Beiträge von m_tree

    Ich würde jetzt gerne eine passende und billige Unterlage für mein Set haben.


    Teppich - eher harter Natur. Mit ausgefahrenen Dornen rutscht dann nix mehr ... einen anderen Zweck erfüllt eine Schlagzeug "Unterlage" eigentlich nicht.


    Zitat von Chris1407

    Und Tipps wie ich sonst noch den Sound verbessern könnte. Wir haben leider noch keinen Proberaum und werden in naher Zukunft auch keinen haben.
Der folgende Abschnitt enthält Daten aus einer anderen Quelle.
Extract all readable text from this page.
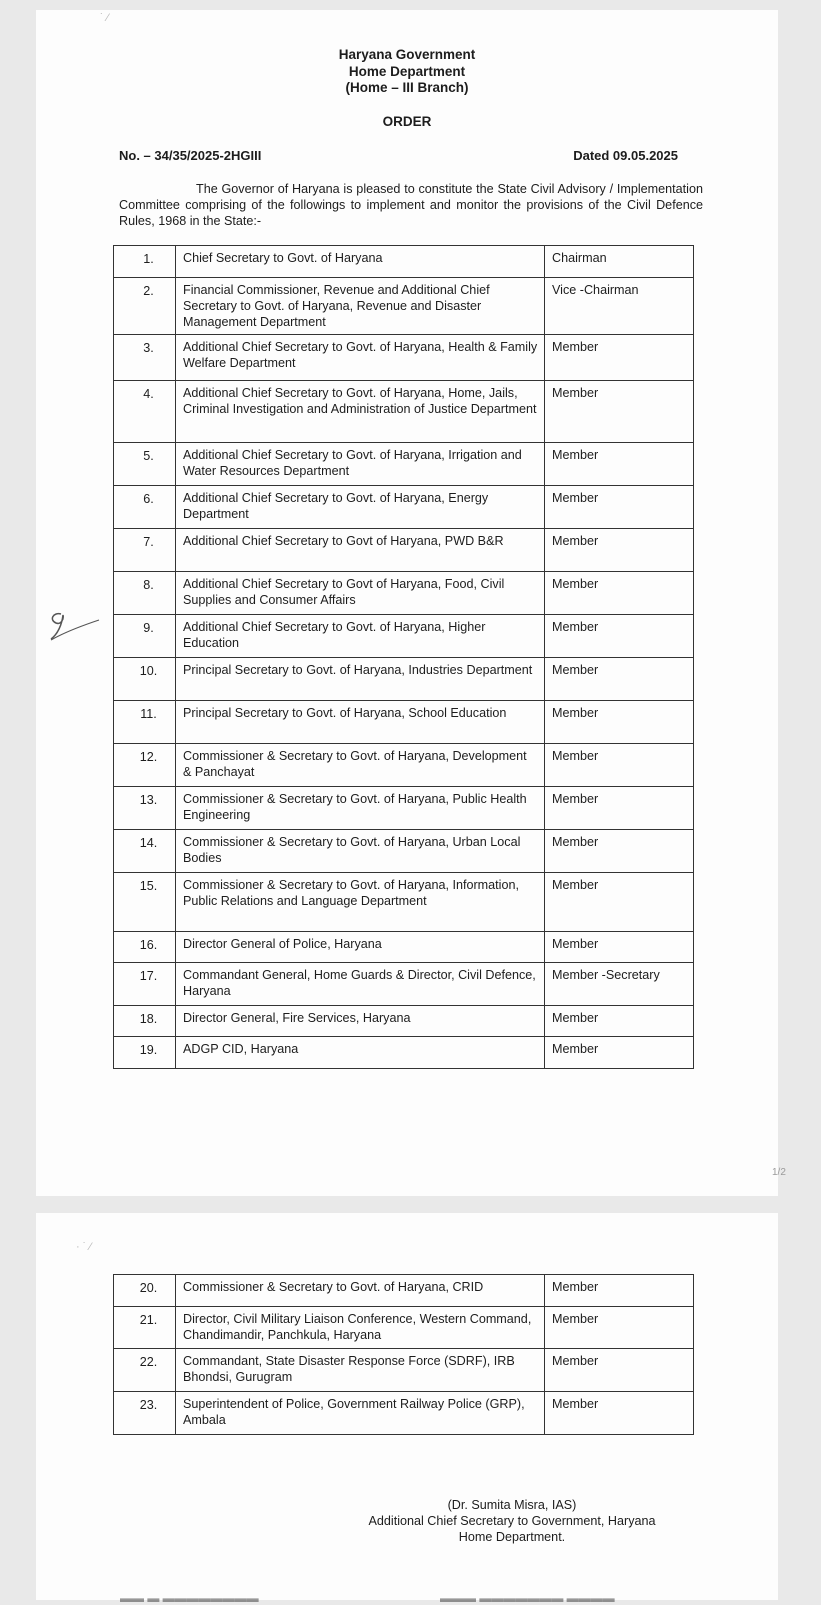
˙ ⁄
Haryana Government
Home Department
(Home – III Branch)
ORDER
No. – 34/35/2025-2HGIII	Dated 09.05.2025
The Governor of Haryana is pleased to constitute the State Civil Advisory / Implementation Committee comprising of the followings to implement and monitor the provisions of the Civil Defence Rules, 1968 in the State:-
1.	Chief Secretary to Govt. of Haryana	Chairman

2.	Financial Commissioner, Revenue and Additional Chief Secretary to Govt. of Haryana, Revenue and Disaster Management Department	Vice -Chairman

3.	Additional Chief Secretary to Govt. of Haryana, Health & Family Welfare Department	Member

4.	Additional Chief Secretary to Govt. of Haryana, Home, Jails, Criminal Investigation and Administration of Justice Department	Member

5.	Additional Chief Secretary to Govt. of Haryana, Irrigation and Water Resources Department	Member

6.	Additional Chief Secretary to Govt. of Haryana, Energy Department	Member

7.	Additional Chief Secretary to Govt of Haryana, PWD B&R	Member

8.	Additional Chief Secretary to Govt of Haryana, Food, Civil Supplies and Consumer Affairs	Member

9.	Additional Chief Secretary to Govt. of Haryana, Higher Education	Member

10.	Principal Secretary to Govt. of Haryana, Industries Department	Member

11.	Principal Secretary to Govt. of Haryana, School Education	Member

12.	Commissioner & Secretary to Govt. of Haryana, Development & Panchayat	Member

13.	Commissioner & Secretary to Govt. of Haryana, Public Health Engineering	Member

14.	Commissioner & Secretary to Govt. of Haryana, Urban Local Bodies	Member

15.	Commissioner & Secretary to Govt. of Haryana, Information, Public Relations and Language Department	Member

16.	Director General of Police, Haryana	Member

17.	Commandant General, Home Guards & Director, Civil Defence, Haryana	Member -Secretary

18.	Director General, Fire Services, Haryana	Member

19.	ADGP CID, Haryana	Member
1/2
· ˙ ⁄
20.	Commissioner & Secretary to Govt. of Haryana, CRID	Member

21.	Director, Civil Military Liaison Conference, Western Command, Chandimandir, Panchkula, Haryana	Member

22.	Commandant, State Disaster Response Force (SDRF), IRB Bhondsi, Gurugram	Member

23.	Superintendent of Police, Government Railway Police (GRP), Ambala	Member
(Dr. Sumita Misra, IAS)
Additional Chief Secretary to Government, Haryana
Home Department.
▬▬ ▬ ▬▬▬▬▬▬▬▬	▬▬▬ ▬▬▬▬▬▬▬ ▬▬▬▬
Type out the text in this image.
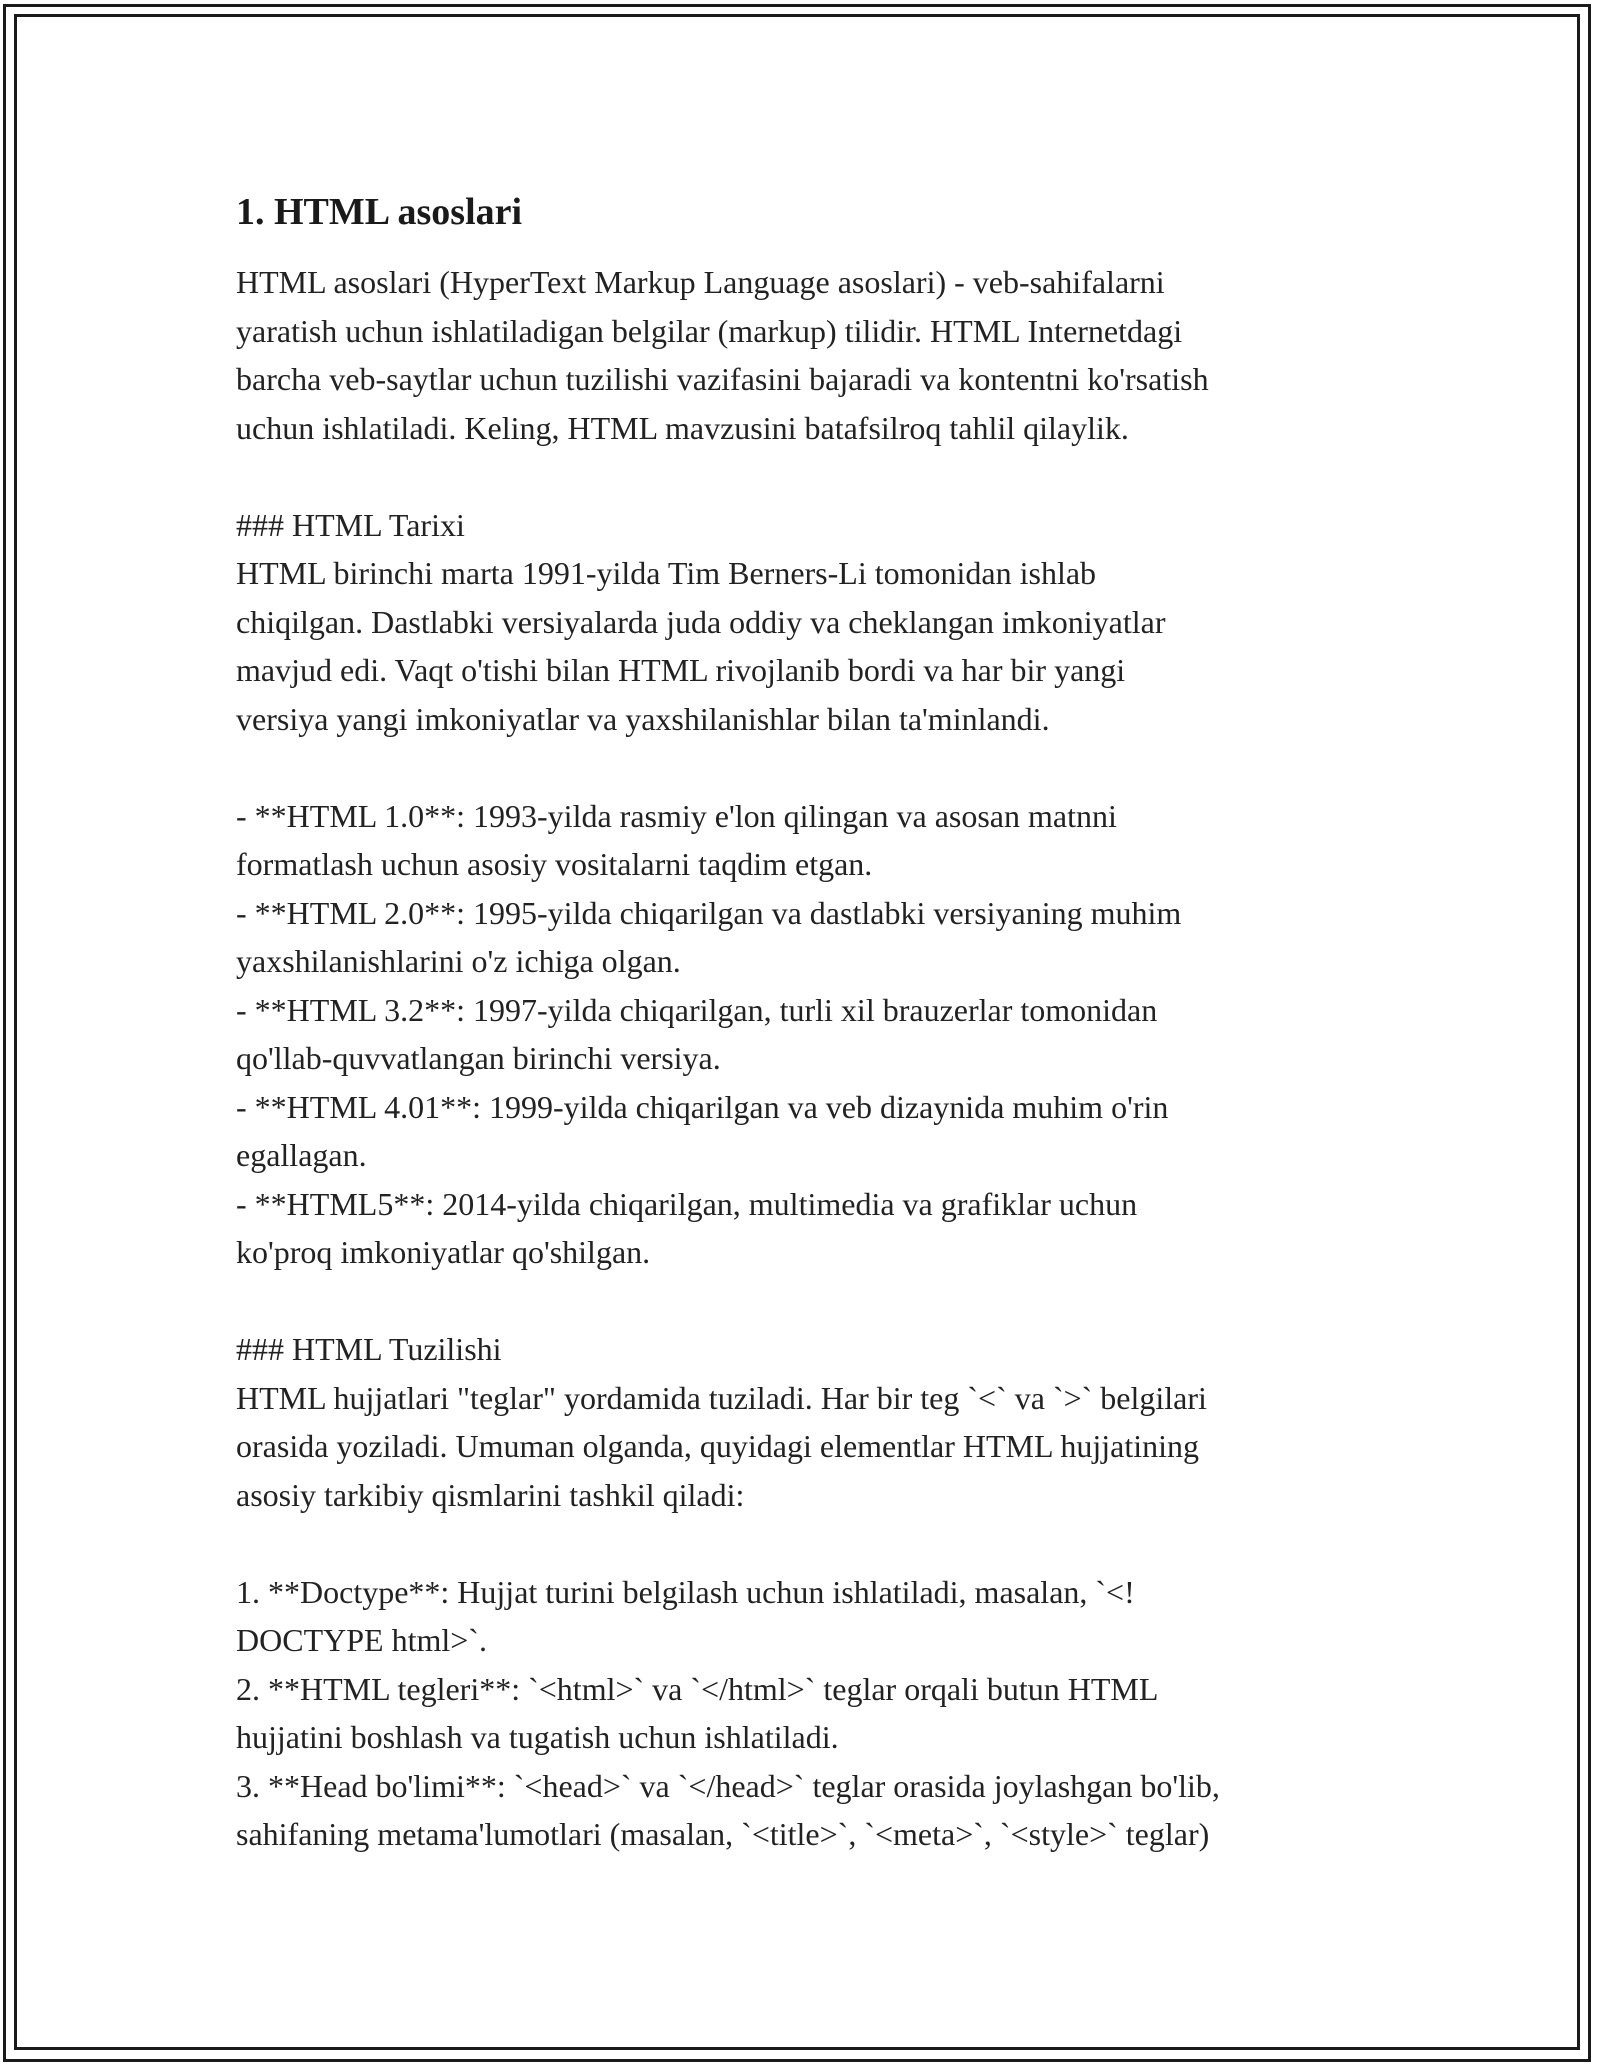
1. HTML asoslari

HTML asoslari (HyperText Markup Language asoslari) - veb-sahifalarni
yaratish uchun ishlatiladigan belgilar (markup) tilidir. HTML Internetdagi
barcha veb-saytlar uchun tuzilishi vazifasini bajaradi va kontentni ko'rsatish
uchun ishlatiladi. Keling, HTML mavzusini batafsilroq tahlil qilaylik.

### HTML Tarixi
HTML birinchi marta 1991-yilda Tim Berners-Li tomonidan ishlab
chiqilgan. Dastlabki versiyalarda juda oddiy va cheklangan imkoniyatlar
mavjud edi. Vaqt o'tishi bilan HTML rivojlanib bordi va har bir yangi
versiya yangi imkoniyatlar va yaxshilanishlar bilan ta'minlandi.

- **HTML 1.0**: 1993-yilda rasmiy e'lon qilingan va asosan matnni
formatlash uchun asosiy vositalarni taqdim etgan.
- **HTML 2.0**: 1995-yilda chiqarilgan va dastlabki versiyaning muhim
yaxshilanishlarini o'z ichiga olgan.
- **HTML 3.2**: 1997-yilda chiqarilgan, turli xil brauzerlar tomonidan
qo'llab-quvvatlangan birinchi versiya.
- **HTML 4.01**: 1999-yilda chiqarilgan va veb dizaynida muhim o'rin
egallagan.
- **HTML5**: 2014-yilda chiqarilgan, multimedia va grafiklar uchun
ko'proq imkoniyatlar qo'shilgan.

### HTML Tuzilishi
HTML hujjatlari "teglar" yordamida tuziladi. Har bir teg `<` va `>` belgilari
orasida yoziladi. Umuman olganda, quyidagi elementlar HTML hujjatining
asosiy tarkibiy qismlarini tashkil qiladi:

1. **Doctype**: Hujjat turini belgilash uchun ishlatiladi, masalan, `<!
DOCTYPE html>`.
2. **HTML tegleri**: `<html>` va `</html>` teglar orqali butun HTML
hujjatini boshlash va tugatish uchun ishlatiladi.
3. **Head bo'limi**: `<head>` va `</head>` teglar orasida joylashgan bo'lib,
sahifaning metama'lumotlari (masalan, `<title>`, `<meta>`, `<style>` teglar)
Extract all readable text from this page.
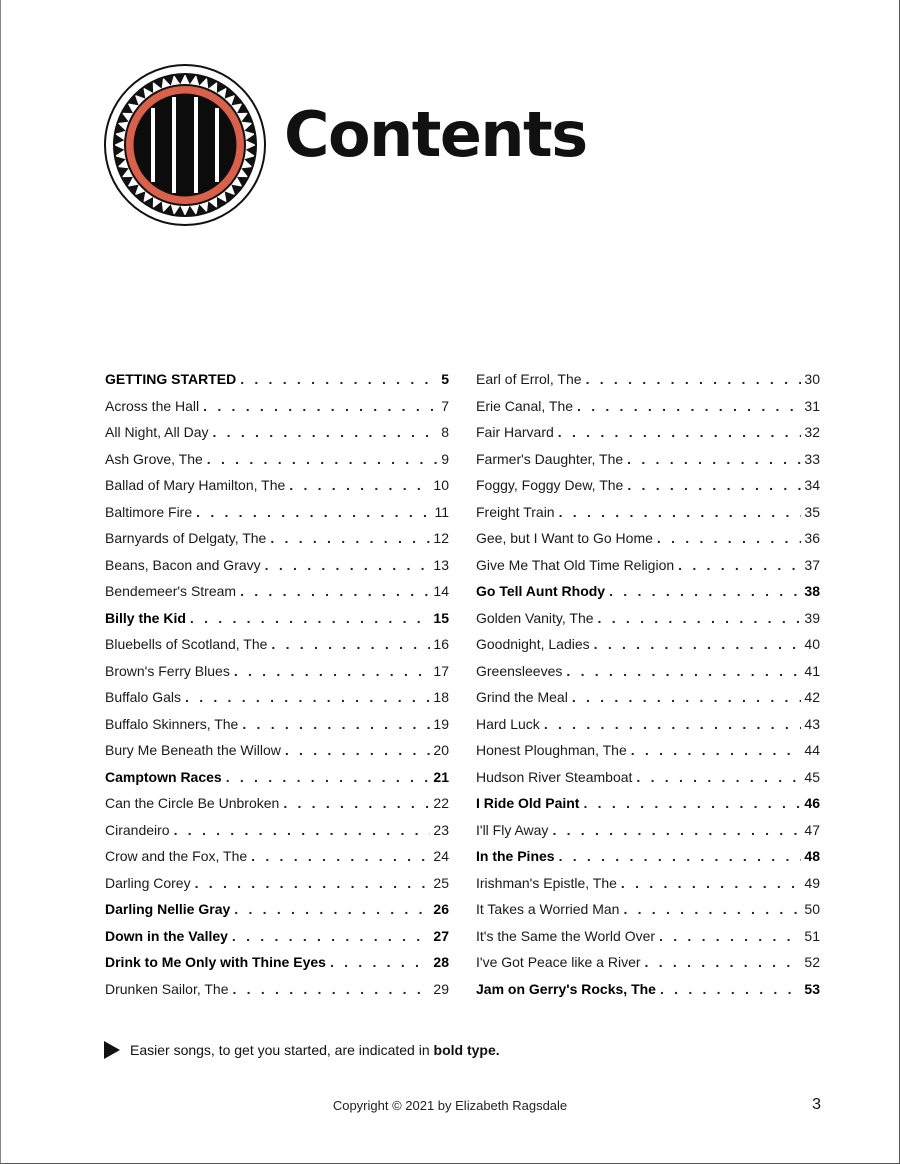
Contents
GETTING STARTED . . .	5
Across the Hall . . .	7
All Night, All Day . . .	8
Ash Grove, The . . .	9
Ballad of Mary Hamilton, The . . .	10
Baltimore Fire . . .	11
Barnyards of Delgaty, The . . .	12
Beans, Bacon and Gravy . . .	13
Bendemeer's Stream . . .	14
Billy the Kid . . .	15
Bluebells of Scotland, The . . .	16
Brown's Ferry Blues . . .	17
Buffalo Gals . . .	18
Buffalo Skinners, The . . .	19
Bury Me Beneath the Willow . . .	20
Camptown Races . . .	21
Can the Circle Be Unbroken . . .	22
Cirandeiro . . .	23
Crow and the Fox, The . . .	24
Darling Corey . . .	25
Darling Nellie Gray . . .	26
Down in the Valley . . .	27
Drink to Me Only with Thine Eyes . . .	28
Drunken Sailor, The . . .	29
Earl of Errol, The . . .	30
Erie Canal, The . . .	31
Fair Harvard . . .	32
Farmer's Daughter, The . . .	33
Foggy, Foggy Dew, The . . .	34
Freight Train . . .	35
Gee, but I Want to Go Home . . .	36
Give Me That Old Time Religion . . .	37
Go Tell Aunt Rhody . . .	38
Golden Vanity, The . . .	39
Goodnight, Ladies . . .	40
Greensleeves . . .	41
Grind the Meal . . .	42
Hard Luck . . .	43
Honest Ploughman, The . . .	44
Hudson River Steamboat . . .	45
I Ride Old Paint . . .	46
I'll Fly Away . . .	47
In the Pines . . .	48
Irishman's Epistle, The . . .	49
It Takes a Worried Man . . .	50
It's the Same the World Over . . .	51
I've Got Peace like a River . . .	52
Jam on Gerry's Rocks, The . . .	53
Easier songs, to get you started, are indicated in
bold type.
Copyright © 2021 by Elizabeth Ragsdale	3
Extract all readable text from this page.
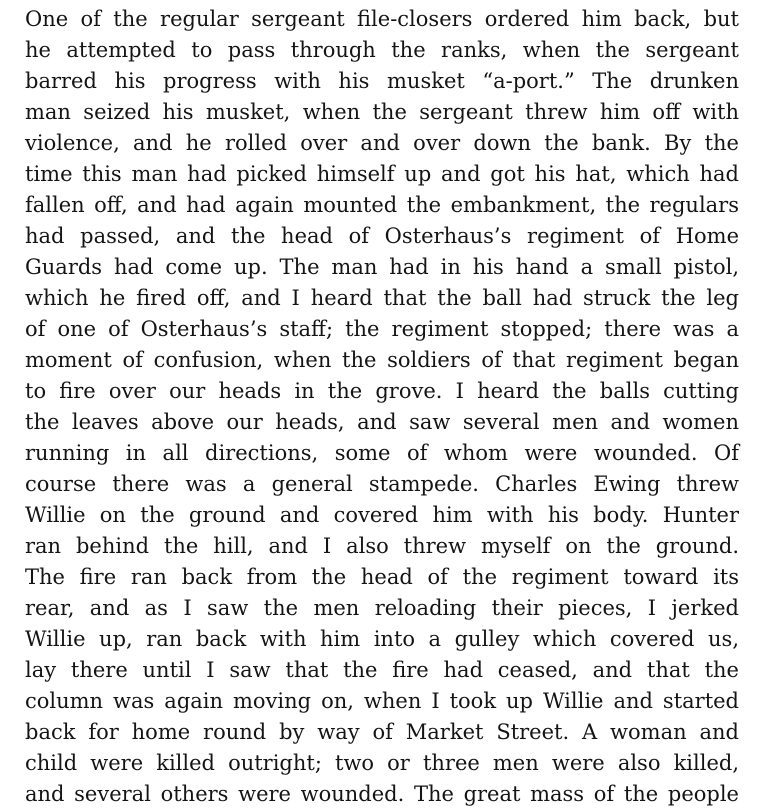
One of the regular sergeant file-closers ordered him back, but
he attempted to pass through the ranks, when the sergeant
barred his progress with his musket “a-port.” The drunken
man seized his musket, when the sergeant threw him off with
violence, and he rolled over and over down the bank. By the
time this man had picked himself up and got his hat, which had
fallen off, and had again mounted the embankment, the regulars
had passed, and the head of Osterhaus’s regiment of Home
Guards had come up. The man had in his hand a small pistol,
which he fired off, and I heard that the ball had struck the leg
of one of Osterhaus’s staff; the regiment stopped; there was a
moment of confusion, when the soldiers of that regiment began
to fire over our heads in the grove. I heard the balls cutting
the leaves above our heads, and saw several men and women
running in all directions, some of whom were wounded. Of
course there was a general stampede. Charles Ewing threw
Willie on the ground and covered him with his body. Hunter
ran behind the hill, and I also threw myself on the ground.
The fire ran back from the head of the regiment toward its
rear, and as I saw the men reloading their pieces, I jerked
Willie up, ran back with him into a gulley which covered us,
lay there until I saw that the fire had ceased, and that the
column was again moving on, when I took up Willie and started
back for home round by way of Market Street. A woman and
child were killed outright; two or three men were also killed,
and several others were wounded. The great mass of the people
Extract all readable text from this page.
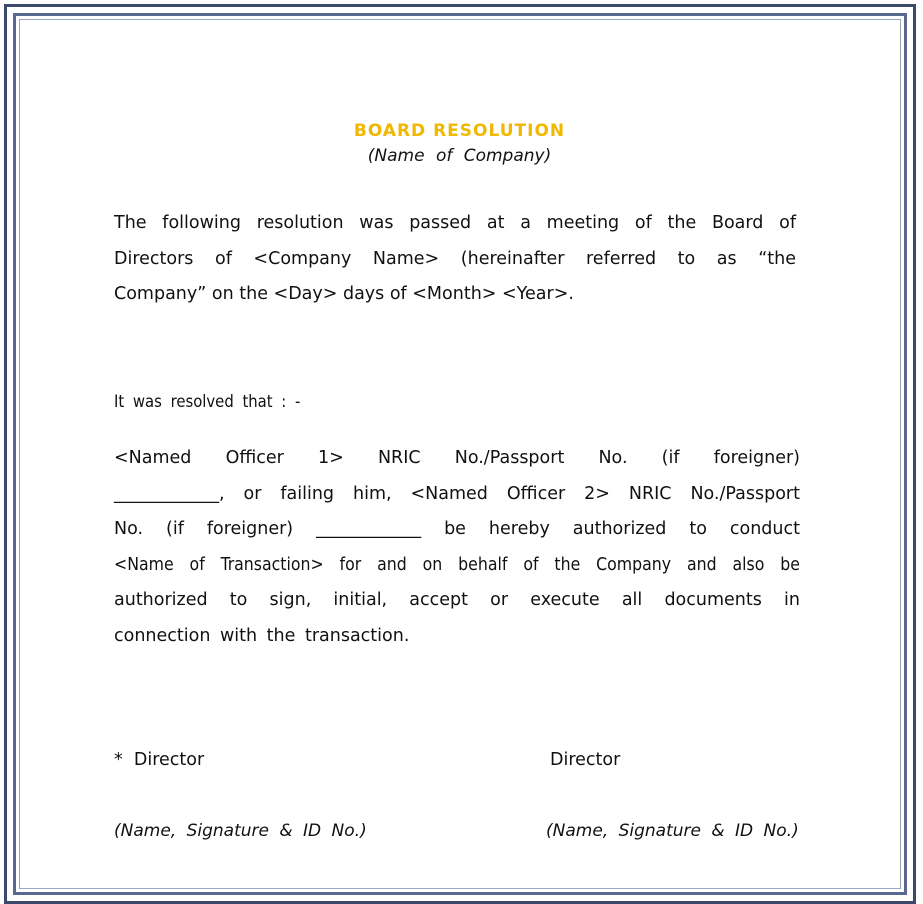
BOARD RESOLUTION
(Name of Company)
The following resolution was passed at a meeting of the Board of
Directors of <Company Name> (hereinafter referred to as “the
Company” on the <Day> days of <Month> <Year>.
It was resolved that : -
<Named Officer 1> NRIC No./Passport No. (if foreigner)
____________, or failing him, <Named Officer 2> NRIC No./Passport
No. (if foreigner) ____________ be hereby authorized to conduct
<Name of Transaction> for and on behalf of the Company and also be
authorized to sign, initial, accept or execute all documents in
connection with the transaction.
*  Director	Director
(Name, Signature & ID No.)	(Name, Signature & ID No.)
    Wenn "wir" deine Band ist, macht es Sinn, den Raum zu dämpfen. Dann wird die ganze Schose klarer und kontrollierter, es gibt weniger Feedback und die Höhen klirren nicht mehr so. Ergo hört ihr euch gegenseitig besser und könnt bei subjektiv ähnlicher Lautstärke mehr reinhauen bzw. aufdrehen. V.a. die Gesangsanlage kann in gedämpften Proberäumen meistens noch ein Stück weiter aufgedreht werden.
    Falls du da drin nur alleine (hoffentlich mit Ohrschutz) spielst ists Wurst, solang sich Niemand beschwert. Je halliger ein Raum, desto besser klingt ein Schlagzeug (meistens) darin. Aber desto mehr schepperts auch ;)


    Schlagzeug in der Ecke bedeutet immer mehr "Schub" seitens der Bassdrum.


    Ansonsten bleibt nur zu sagen: Ein guter Schlagzeugsound entsteht - vom Schlagzeuger abgesehen - durch hochwertige Trommeln, gut gestimmte und nicht total runtergespielte Felle, hochwertige Bronzeteller und einen gut klingenden Raum. Der Raum ist aber erstmal nebensächlich und wird erst bei Aufnahmen und diversen Konzerten wirklich wichtig.

    Ziemlich sicher waren das Remo UT (glaub nicht, dass auf nem Fame was ordentliches ab Werk ist). Das ist die Billig-Serie von denen ... mittelmäßig bis schlecht gestimmt kann das dann nur bescheiden klingen. ;)


    Sich wegen sowas auf eine Marke zu versteifen ist Quark. Auf der anderen Seite weißt du aber zumindest erstmal, was du willst, was auch sein Gutes hat ...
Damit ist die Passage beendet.